---
name: mpesa-daraja
description: Advisory reference for Safaricom M-Pesa Daraja integration planning, reviews, sandbox testing, callbacks, reconciliation, and production-readiness. It provides implementation guidance only and does not require external account access to use.
version: 1.2.2
---

# M-Pesa Daraja

This is an advisory/reference skill. It does not call Safaricom APIs, initiate payments, or require external account access to install or use.

## Operating Rules

- Treat this as payment-integration guidance, not permission to move money.
- Default to Daraja sandbox endpoints and placeholder configuration unless the user explicitly asks for production guidance.
- Never store sensitive Daraja values, callback payloads with phone numbers, or transaction IDs in committed files.
- Ask before calling any live/production endpoint or sending any request that could trigger a payment prompt, payout, reversal, or customer-facing callback.
- Prefer environment variables and protected deployment settings over \`.env\` files in shared repos.

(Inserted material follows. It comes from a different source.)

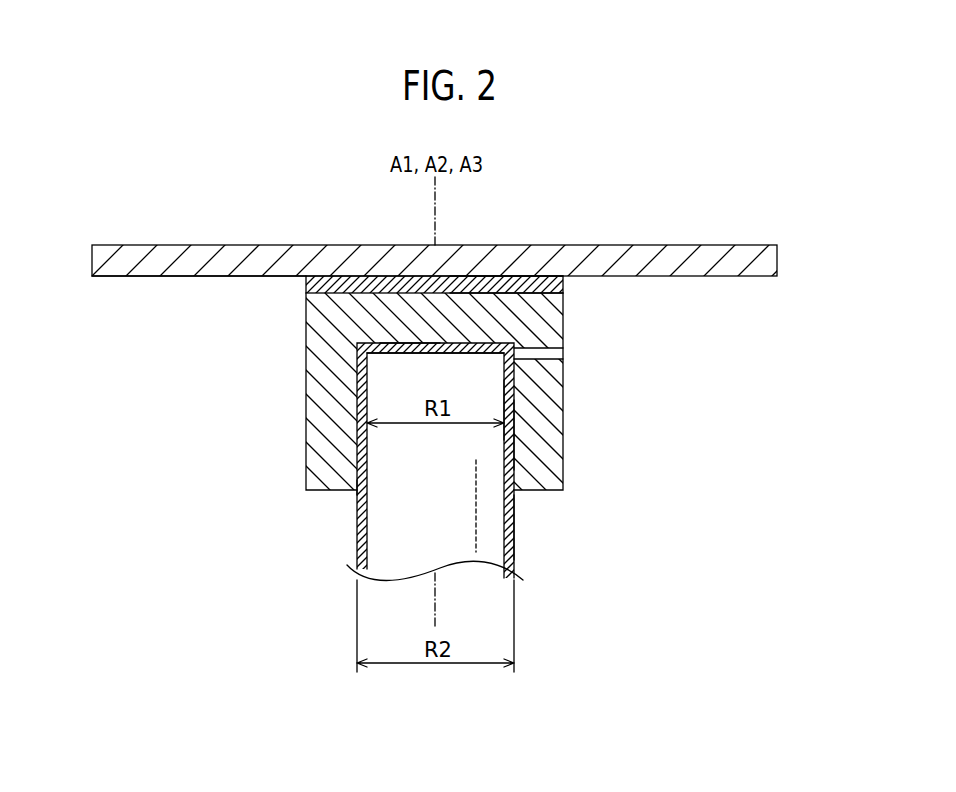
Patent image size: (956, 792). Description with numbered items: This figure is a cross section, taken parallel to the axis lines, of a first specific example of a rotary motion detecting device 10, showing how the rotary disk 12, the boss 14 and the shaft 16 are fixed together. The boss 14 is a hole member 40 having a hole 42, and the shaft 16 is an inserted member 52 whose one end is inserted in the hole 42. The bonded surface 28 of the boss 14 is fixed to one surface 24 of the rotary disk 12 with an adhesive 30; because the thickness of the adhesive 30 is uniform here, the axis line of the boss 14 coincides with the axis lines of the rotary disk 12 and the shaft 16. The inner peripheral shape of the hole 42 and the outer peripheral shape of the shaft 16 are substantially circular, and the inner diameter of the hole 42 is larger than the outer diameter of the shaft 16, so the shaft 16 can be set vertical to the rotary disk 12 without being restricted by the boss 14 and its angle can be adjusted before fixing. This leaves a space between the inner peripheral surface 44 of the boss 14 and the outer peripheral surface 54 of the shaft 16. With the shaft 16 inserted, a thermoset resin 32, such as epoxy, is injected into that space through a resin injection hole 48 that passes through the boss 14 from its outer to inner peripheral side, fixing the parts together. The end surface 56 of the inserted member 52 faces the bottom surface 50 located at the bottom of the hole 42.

If \`.env.example\` is needed, use placeholder values only.
- Make callbacks idempotent: verify request shape, persist raw event safely, deduplicate by CheckoutRequestID/ConversationID/TransactionID, then process business state transitions.

## Workflow

1. Identify the payment flow:
   - **STK Push / Lipa na M-Pesa Online** for customer-initiated checkout.
   - **C2B** for paybill/till customer payments with validation and confirmation callbacks.
   - **B2C** for business payouts to customers or agents.
   - **Transaction Status / Reversal** for reconciliation and recovery.
2. Confirm runtime context: language/framework, sandbox vs production, callback URL availability, persistence layer, and compliance constraints.
3. Design the integration around these boundaries:
   - Daraja session setup and caching
   - request authorization value generation
   - outbound Daraja client
   - callback receiver
   - idempotency/reconciliation
   - observability without leaking personal or payment data
4. Use \`references/examples.md\` when the user asks for sample OpenClaw prompts, implementation examples, or architecture snippets.
5. Use \`references/test-cases.md\` when the user asks for QA scenarios, unit tests, integration tests, sandbox tests, or production-readiness checks.
6. Use \`references/stk-push.md\` for STK Push/Lipa na M-Pesa Online implementation details.
7. Use \`references/api-endpoints.md\` when the user needs current Daraja endpoint names, versions, or flow coverage.
8. Use \`references/production-readiness.md\` before production-readiness reviews, client handoff, or launch checklists.
9. Use \`references/maintenance.md\` before updating or publishing this skill. Always check official Safaricom/Daraja sources for API changes, update the version, and run validation before pushing to ClawHub.

## Implementation Guidance

- Keep Daraja client code small and injectable so app tests can mock HTTP calls.
- Follow Safaricom's current STK authorization formula with timestamp format \`YYYYMMDDHHmmss\`.
- Cache Daraja authorization sessions until shortly before expiry.
- Expose public HTTPS callback URLs in sandbox using a stable tunnel or deployed test environment; avoid local-only callback URLs.
- Return fast from callbacks after durable persistence; do heavier fulfillment asynchronously when possible.
- Log correlation IDs, response codes, and internal order IDs. Mask phone numbers, names, and all sensitive Daraja values.
- Model payment state explicitly, for example: \`pending\`, \`prompt_sent\`, \`paid\`, \`failed\`, \`cancelled\`, \`expired\`, \`reversed\`, \`manual_review\`.

## Common OpenClaw Requests

- "Use $mpesa-daraja to add STK Push checkout to this Django app."
- "Use $mpesa-daraja to write sandbox test cases for our M-Pesa checkout."
- "Use $mpesa-daraja to review this Daraja callback handler for idempotency and sensitive-data leakage."
- "Use $mpesa-daraja to create an OpenClaw automation that drafts M-Pesa reconciliation reports without touching production APIs."

## Deliverables To Prefer

- For implementation: client module, callback route, typed request/response models, masked logging, tests, and \`.env.example\`.
- For review: findings ordered by payment risk, security risk, idempotency/reconciliation risk, then code quality.
- For planning: flow diagram in text, endpoint list, configuration list, callback contract, test plan, and production checklist.
- For troubleshooting: exact failing step, expected Daraja response, likely causes, and the smallest safe verification step.